Rektor Institut Pertanian Bogor (IPB) Arif Satria mengungkapkan enam bahaya kenaikan tarif pajak pertambahan nilai (PPN) dari 11 persen menjadi 12 persen yang akan berlaku per 1 Januari 2025.
Penilaian Arif muncul saat hadir di CNN Indonesia Business Summit di Menara Bank Mega, Jakarta Selatan, Jumat (20/12). Dia mengatakan kenaikan PPN ini berdampak ke sektor pertanian hingga produktivitas pangan.
Berikut sederet dampak kenaikan PPN versi rektor IPB.
Sektor pertanian terdampak
Arif menggambarkan kenaikan PPN di bidang pertanian akan menurunkan Produk Domestik Bruto (Gross Domestic Product/GDP).
"PPN 12 persen ini akan berdampak kepada sektor pertanian. Secara ekonomi, dampaknya akan membuat GDP (PDB) riil turun 0,03 persen, ekspor akan menurun 0,5 persen, dan inflasi akan naik 1,3 persen," kata Arif.
Penurunan produksi pangan
Dia lalu menyoroti kenaikan PPN dari waktu ke waktu. Sejak 2000, tarif PPN stagnan di angka 10 persen. Kemudian pada 2022, PPN naik menjadi 11 persen dan kembali melonjak tahun depan.
Menurut Arif kenaikan tersebut bisa menggerus produktivitas pangan.
"Kenaikan 1 persen PPN, ternyata dampaknya memang bisa pada penurunan produksi, seperti misalnya rumput laut, tebu, itu salah satu 10 besar. Kemudian kelapa sawit, teh, jambu mete, kopi, dan lain sebagainya," ungkap Arif.
Harga bahan pokok melejit
Dia juga meyakini kenaikan tarif PPN akan meningkatkan harga bahan pokok, seperti daging unggas, beras hingga susu.

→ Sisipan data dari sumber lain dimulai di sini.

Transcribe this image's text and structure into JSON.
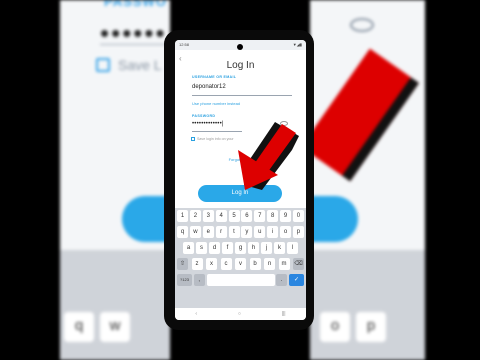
{
  "background": {
    "password_label": "PASSWO",
    "password_dots": "••••••",
    "save_text": "Save L",
    "keys_row1": [
      "q",
      "w",
      "o",
      "p"
    ]
  },
  "status": {
    "time": "12:58",
    "icons": "▼◢▮"
  },
  "login": {
    "title": "Log In",
    "username_label": "USERNAME OR EMAIL",
    "username_value": "deponator12",
    "phone_link": "Use phone number instead",
    "password_label": "PASSWORD",
    "password_value": "•••••••••••••|",
    "save_login": "Save login info on your",
    "forgot": "Forgot your p",
    "button": "Log In"
  },
  "keyboard": {
    "row1": [
      "1",
      "2",
      "3",
      "4",
      "5",
      "6",
      "7",
      "8",
      "9",
      "0"
    ],
    "row2": [
      "q",
      "w",
      "e",
      "r",
      "t",
      "y",
      "u",
      "i",
      "o",
      "p"
    ],
    "row3": [
      "a",
      "s",
      "d",
      "f",
      "g",
      "h",
      "j",
      "k",
      "l"
    ],
    "row4": [
      "⇧",
      "z",
      "x",
      "c",
      "v",
      "b",
      "n",
      "m",
      "⌫"
    ],
    "row5_left": "?123",
    "row5_comma": ",",
    "row5_dot": ".",
    "row5_enter": "✓"
  },
  "nav": [
    "‹",
    "○",
    "|||"
  ],
  "colors": {
    "accent": "#2aa8e8",
    "arrow": "#dd0000"
  }
}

"PPN yang naik ini juga akan meningkatkan harga, harga unggas akan naik 0,3 persen. Kemudian harga susu segar yang akan menjadi komponen dalam makanan bergizi gratis juga akan naik. Padi juga akan naik harganya, meskipun tidak besar, 0,08 persen," ucap Arif.
Tenaga kerja di sektor pertanian turun
Lebih lanjut, Arif menjabarkan kenaikan PPN juga disebut akan berdampak ke penurunan tenaga kerja di sektor pertanian.
"PPN juga berdampak pada penurunan tenaga kerja, tenaga kerja rumput laut, karet, tebu, kelapa sawit, jambu, dan lain sebagainya," ungkap dia.
Meningkatkan penerimaan negara
Di sisi lain, Arif mengakui dalam jangka pendek kebijakan ini bisa meningkatkan penerimaan negara.
Wanti-wanti inflasi
Dia mengatakan kenaikan PPN yang berdampak ke sektor pertanian bisa menyebabkan kenaikan inflasi 1,3 persen.
Di kesempatan itu, Arif juga menekankan perhitungan matang terhadap efek berganda atau multiplier effect yang lebih masif dari kebijakan fiskal tersebut.
Hal ini terutama disebabkan ada beberapa bahan pokok premium yang awalnya dibebaskan kemudian dikenakan PPN seperti daging dan beras premium.
"Saya berharap pemerintah benar-benar menghitung betul dampak dari PPN ini terhadap inflasi, tenaga kerja, ekspor, serta kenaikan harga komoditas," ujar dia.
Pemerintah akan memberlakukan kenaikan PPN menjadi 12 persen mulai 1 Januari 2025.
Mereka berdalih kenaikan ini untuk melaksanakan Undang-Undang Nomor 7 Tahun 2024 tentang Harmonisasi Peraturan Perpajakan (UU HPP).